Besides the performances, the film also projects the complexity of self-empowerment for females. The all female band was legendary for rocking out at the level of men, and the screen is filled with scenes that ooze girl power. Clashing with those scenes is the band’s interaction with Kim Fowley, who is an aggressively dominant male figure.
Like I’ve mentioned before, this bio-pic is nothing too special, as it plays it safe, tweaking aspects of the band members lives to make it more accessible. There are also inaccuracies that fill the screen to make the film more digestible.
Yes, the film is called The Runaways, but the film is lopsided, favoring the story of Cherrie Currie. Cherrie’s book is what the film is based on, but there could’ve been more of a back-story for Joan Jett, at the very least.

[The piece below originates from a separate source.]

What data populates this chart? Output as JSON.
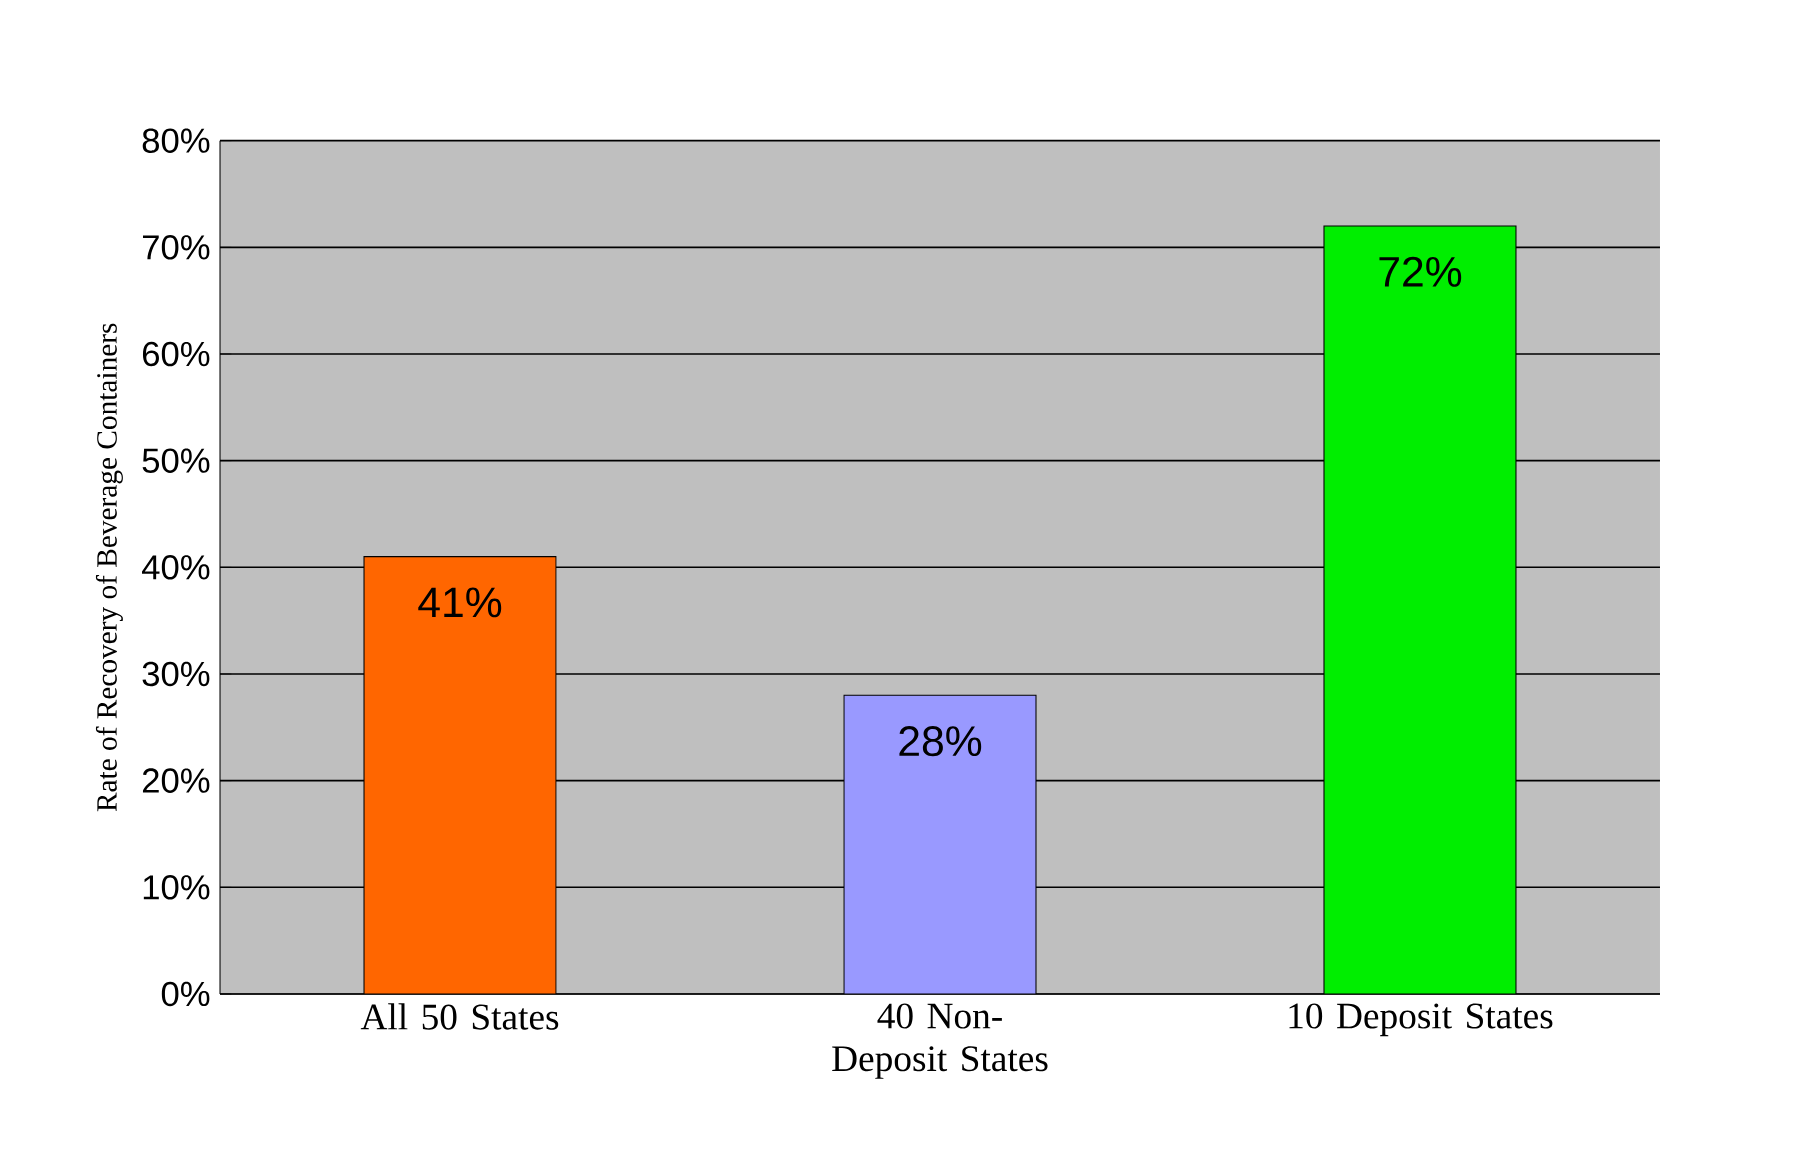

The relationship between Cherrie and Joan Jett seems as if it only happened because it was in the script. Individually, Fanning and Stewart are gorgeously sharp as Cherrie and Jett, but the relationship between Cherrie and Jett seemed tacked on. There was simply no time for build-up or authenticity. Maybe that’s just the way it happened.
Overall, the film is wild enough; however, enough just doesn’t cut it. It rolls more than it rocks.